The Internet has proved a double-edge sword in the war on terror. Though technology has aided the security forces in detecting and thwarting terrorist operations, it has, at the same time, helped terrorists wreak their evil handiwork.
- In the 2008 Mumbai attack, terrorist managers in Pakistan used cell phones and the Internet to exercise command and control over gunmen on the ground.
Technology has become the darling of the European jihadi nursery.
Face it, to be effective terrorists must be computer literate. The term "quant" may apply equally to a terrorist as to a Wall Street trader. And to be really effective, terrorists must be able to communicate instantly, at considerable distance and often in encrypted algorithmic messages. The fact that will not go away is that there are more than 4,000 pro-al Qaeda websites, most of them online since September 11, 2001. Do we close them down or listen in on their plot against humanity?
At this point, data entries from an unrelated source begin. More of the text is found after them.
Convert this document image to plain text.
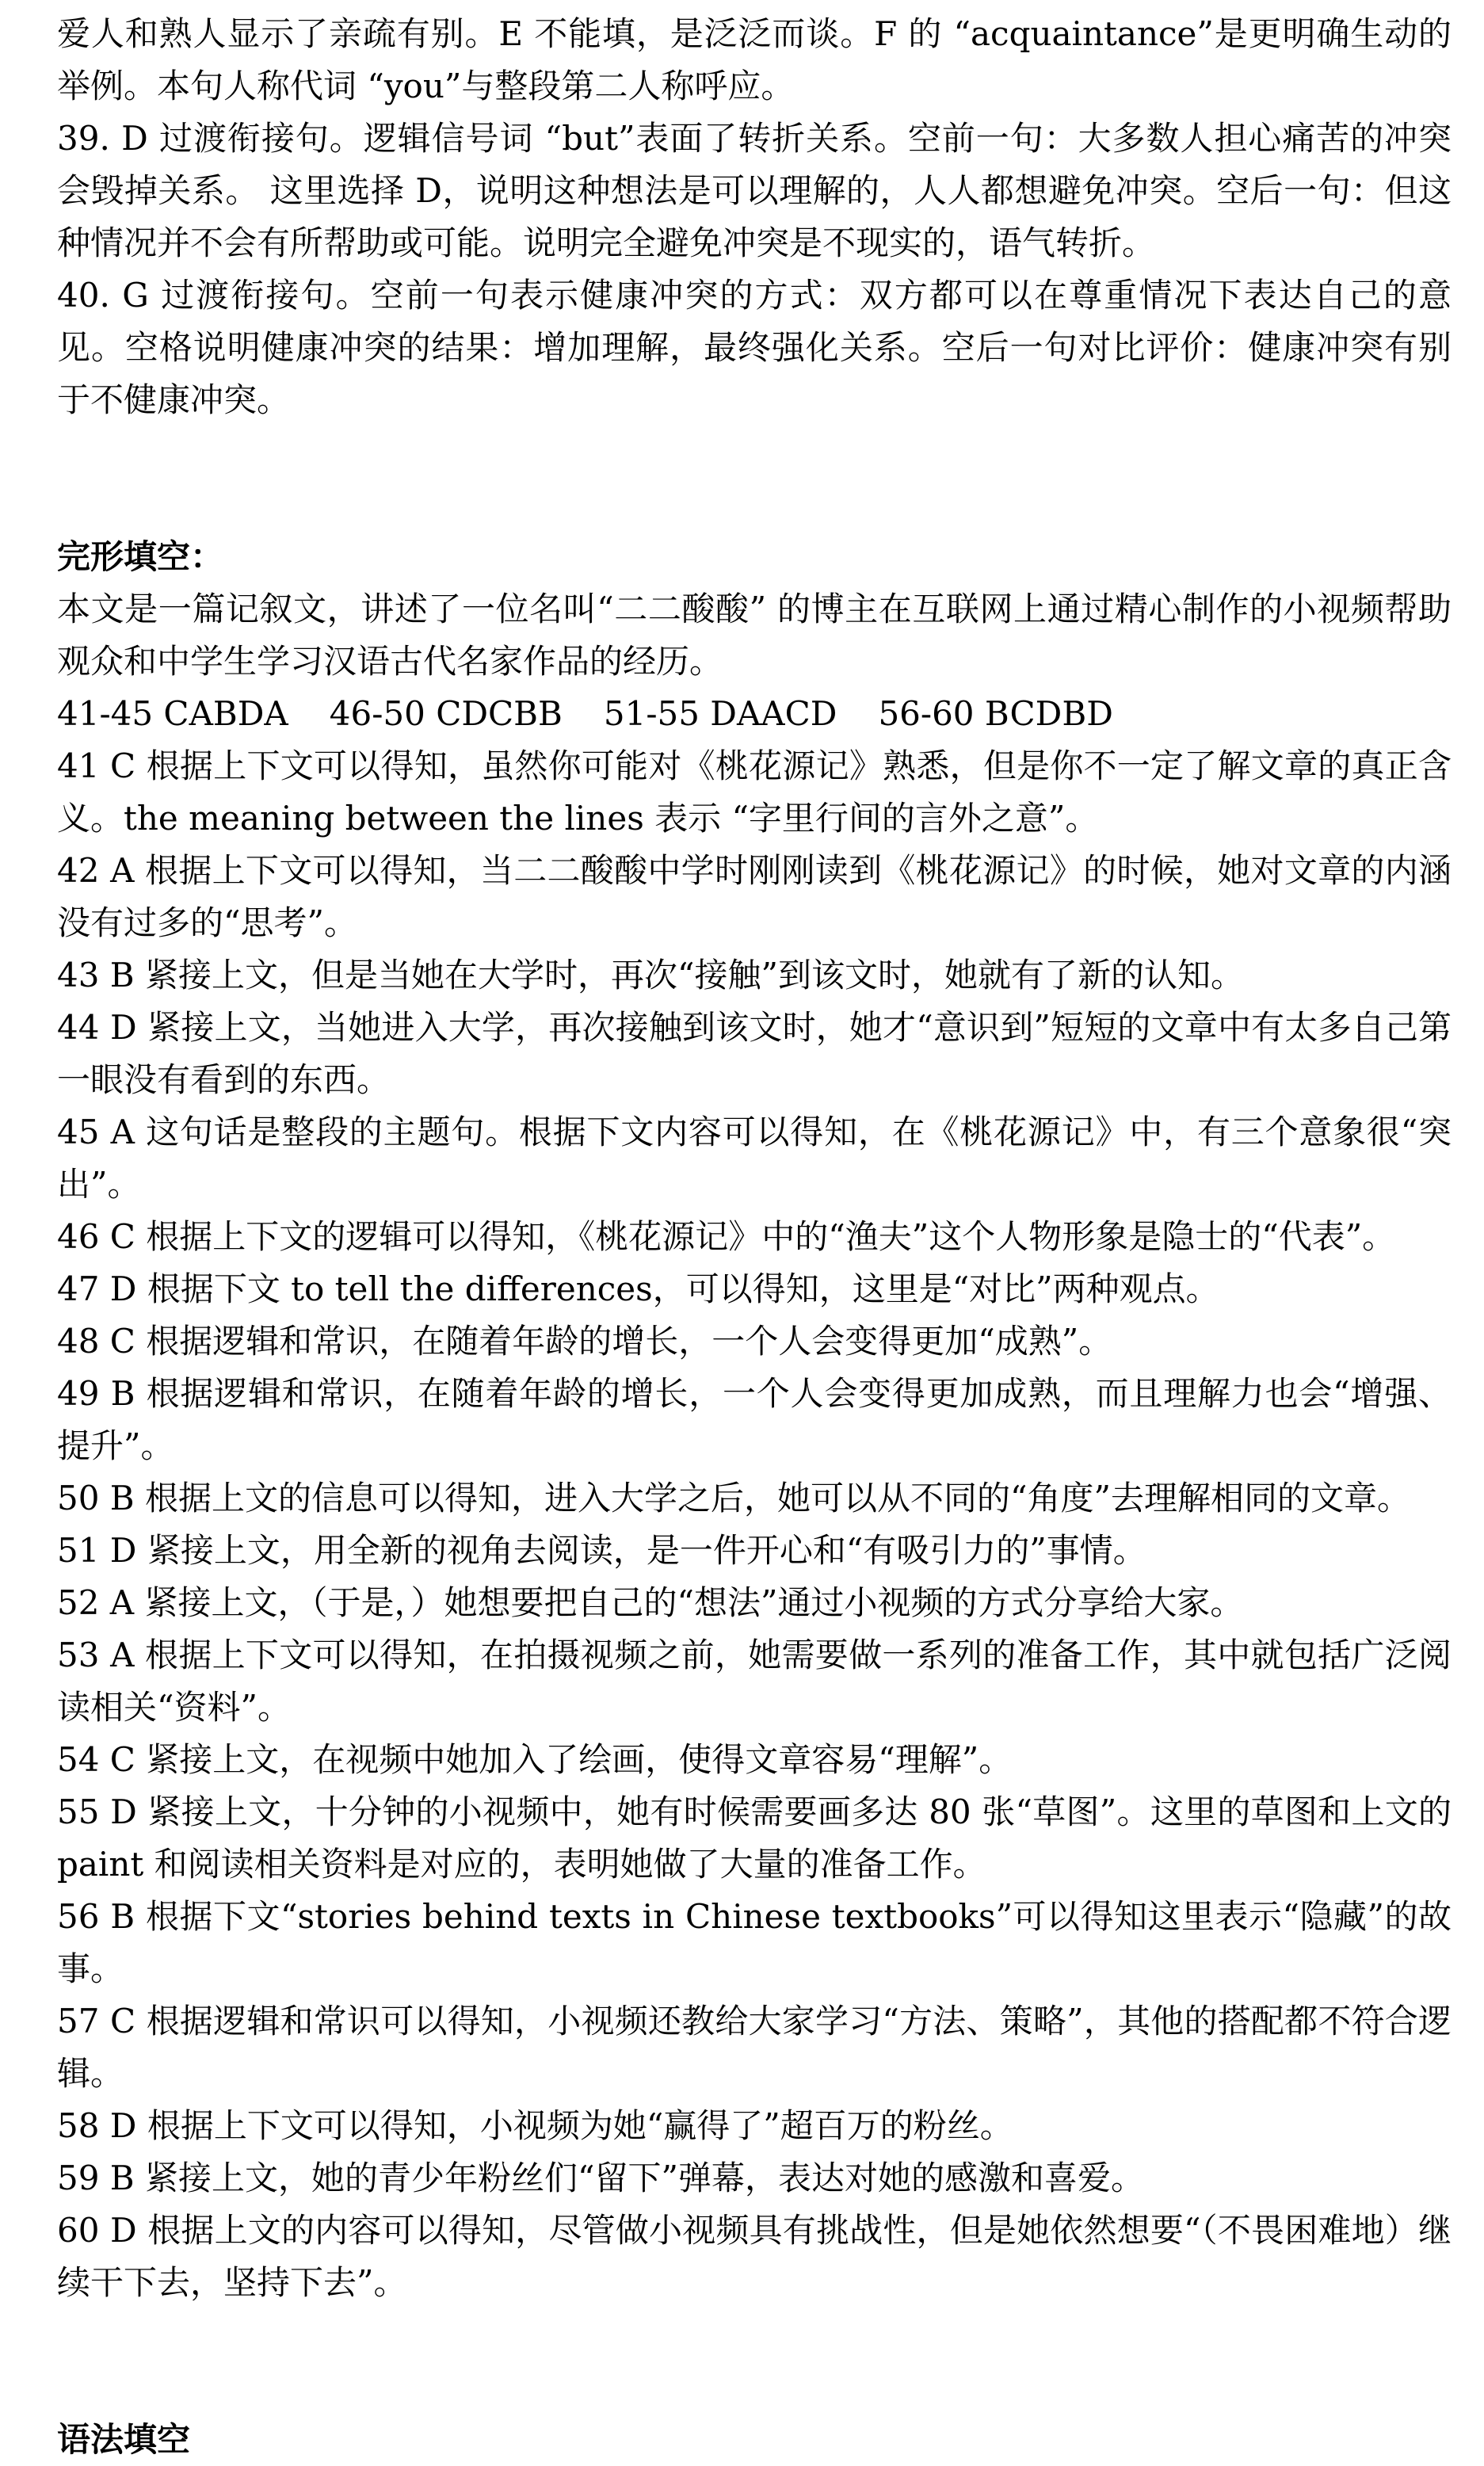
爱人和熟人显示了亲疏有别。E 不能填，是泛泛而谈。F 的 “acquaintance”是更明确生动的举例。本句人称代词 “you”与整段第二人称呼应。

39. D 过渡衔接句。逻辑信号词 “but”表面了转折关系。空前一句：大多数人担心痛苦的冲突会毁掉关系。 这里选择 D，说明这种想法是可以理解的，人人都想避免冲突。空后一句：但这种情况并不会有所帮助或可能。说明完全避免冲突是不现实的，语气转折。

40. G 过渡衔接句。空前一句表示健康冲突的方式：双方都可以在尊重情况下表达自己的意见。空格说明健康冲突的结果：增加理解，最终强化关系。空后一句对比评价：健康冲突有别于不健康冲突。

完形填空：

本文是一篇记叙文，讲述了一位名叫“二二酸酸” 的博主在互联网上通过精心制作的小视频帮助观众和中学生学习汉语古代名家作品的经历。

41-45 CABDA 46-50 CDCBB 51-55 DAACD 56-60 BCDBD

41 C 根据上下文可以得知，虽然你可能对《桃花源记》熟悉，但是你不一定了解文章的真正含义。the meaning between the lines 表示 “字里行间的言外之意”。

42 A 根据上下文可以得知，当二二酸酸中学时刚刚读到《桃花源记》的时候，她对文章的内涵没有过多的“思考”。

43 B 紧接上文，但是当她在大学时，再次“接触”到该文时，她就有了新的认知。

44 D 紧接上文，当她进入大学，再次接触到该文时，她才“意识到”短短的文章中有太多自己第一眼没有看到的东西。

45 A 这句话是整段的主题句。根据下文内容可以得知，在《桃花源记》中，有三个意象很“突出”。

46 C 根据上下文的逻辑可以得知，《桃花源记》中的“渔夫”这个人物形象是隐士的“代表”。

47 D 根据下文 to tell the differences，可以得知，这里是“对比”两种观点。

48 C 根据逻辑和常识，在随着年龄的增长，一个人会变得更加“成熟”。

49 B 根据逻辑和常识，在随着年龄的增长，一个人会变得更加成熟，而且理解力也会“增强、提升”。

50 B 根据上文的信息可以得知，进入大学之后，她可以从不同的“角度”去理解相同的文章。

51 D 紧接上文，用全新的视角去阅读，是一件开心和“有吸引力的”事情。

52 A 紧接上文，（于是，）她想要把自己的“想法”通过小视频的方式分享给大家。

53 A 根据上下文可以得知，在拍摄视频之前，她需要做一系列的准备工作，其中就包括广泛阅读相关“资料”。

54 C 紧接上文，在视频中她加入了绘画，使得文章容易“理解”。

55 D 紧接上文，十分钟的小视频中，她有时候需要画多达 80 张“草图”。这里的草图和上文的 paint 和阅读相关资料是对应的，表明她做了大量的准备工作。

56 B 根据下文“stories behind texts in Chinese textbooks”可以得知这里表示“隐藏”的故事。

57 C 根据逻辑和常识可以得知，小视频还教给大家学习“方法、策略”，其他的搭配都不符合逻辑。

58 D 根据上下文可以得知，小视频为她“赢得了”超百万的粉丝。

59 B 紧接上文，她的青少年粉丝们“留下”弹幕，表达对她的感激和喜爱。

60 D 根据上文的内容可以得知，尽管做小视频具有挑战性，但是她依然想要“（不畏困难地）继续干下去，坚持下去”。

语法填空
The counter-terrorism forces routinely monitor al Qaeda websites and cell phones. Cell phone interception has led to the arrest of terrorists in Switzerland and Pakistan. Video camera surveillance figured prominently in the investigation of the London subway bombings. Technology helps us trace laundered funds used to finance terrorist operations.
Hi-tech communication, moreover, is not the only weapon at the disposal of the digital terrorist. Cyberspace itself may become the battleground. Experts firmly believe that the next attack in the United States will be coupled with an act of "cyber-terror," calculated to disrupt or paralyze the entire U.S. economy.
So what fate awaits us behind the opaque portal of technology, the lady or the tiger? Is the Internet our salvation or our undoing now that terrorism has become the Achilles heel of Western civilization? As technology develops, terrorist organizations will use the digital infrastructure, as they always have, to work their wicked will. And our hopes ride on the proposition that the "strong arms of science," will empower us to meet the threat.
James D. Zirin is a New York lawyer. He is a member of the Council on Foreign Relations and co-hosts the cable talk show "Digital Age."